Linnaeus enrolled first at Lund University, where his father had studied. No one there taught his real interest, botany, but he was befriended by a professor with botany books in his personal library, from which Linnaeus taught himself. When Linnaeus transferred to the University at Uppsala for its botanical gardens, his parents withdrew their financial support. You’re on your own, you little botanist.

So poor that he suffered from malnutrition and patched his shoes with paper, Linnaeus would have withdrawn from school if not for a fortunate meeting with a theology professor who was so taken with Linnaeus’ botanical knowledge that he offered him room and board and found him tutoring work. Grateful, Linnaeus thanked him with the gift of a paper he had written on pollination. Not your typical present (“Happy birthday! I wrote you a paper on pollination!”), but I guess he knew his recipient.

Why pollination? Well, Linnaeus was troubled by the popular methods of plant classification and had begun to ponder a new system. Classification of organisms was hardly a new concept, dating back at least to Aristotle, but naturalists differed on how it ought to be done, and several different systems existed. Was it to be by form? By function? By environment? (One system grouped beavers with fish, because both live in water. For a while the Catholic church permitted beaver to be eaten on fast days. That must have made the Jesuits’ work easier in North America.) What about the problem of naming? The same plant or animal was given a multitude of names in different countries. And what about the absolute flood of new, unfamiliar flora and fauna arriving from expeditions to the Americas? It was overwhelming.
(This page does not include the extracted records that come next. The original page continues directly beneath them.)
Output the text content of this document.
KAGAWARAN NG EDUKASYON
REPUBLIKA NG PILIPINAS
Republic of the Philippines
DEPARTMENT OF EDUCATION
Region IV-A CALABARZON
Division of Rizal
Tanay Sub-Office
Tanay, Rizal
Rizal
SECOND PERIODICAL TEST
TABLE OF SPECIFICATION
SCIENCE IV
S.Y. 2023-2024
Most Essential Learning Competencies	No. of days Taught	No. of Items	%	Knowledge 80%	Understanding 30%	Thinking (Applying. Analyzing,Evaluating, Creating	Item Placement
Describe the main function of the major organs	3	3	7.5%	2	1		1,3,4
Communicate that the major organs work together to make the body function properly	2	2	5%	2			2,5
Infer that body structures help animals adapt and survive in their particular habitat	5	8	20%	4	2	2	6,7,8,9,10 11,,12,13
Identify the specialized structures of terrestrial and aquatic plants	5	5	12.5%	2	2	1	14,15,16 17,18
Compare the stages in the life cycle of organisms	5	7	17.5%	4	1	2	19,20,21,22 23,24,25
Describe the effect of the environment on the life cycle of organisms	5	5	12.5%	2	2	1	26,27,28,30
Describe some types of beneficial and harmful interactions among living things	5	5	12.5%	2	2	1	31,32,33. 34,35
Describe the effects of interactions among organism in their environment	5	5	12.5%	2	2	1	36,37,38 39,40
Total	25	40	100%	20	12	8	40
Linnaeus’ paper explained a theory he had developed about the roles of stamens and pistils in plants. The professor, impressed, had it read at the Swedish Royal Academy of Science, and, although Linnaeus was still a student, he was offered a position as a botanical lecturer. His talks drew hundreds of listeners, many times the usual number. This was partly due to the controversial nature of the subject of plant reproduction (a new, hot topic) and partly due to Linnaeus’ unusually poetic and anthropomorphic descriptions of his plant subjects’ structure and habits. “The actual petals of the flower contribute nothing to generation, serving only as bridal beds,” he said. And, “It is time for the bridegroom to embrace his beloved bride and surrender his gifts to her.” That’s my kind of botany class! No wonder he brought in the crowds. Nowadays we can usually mention stamens in public without causing a shiver of excitement. (Correct me if I am wrong here.)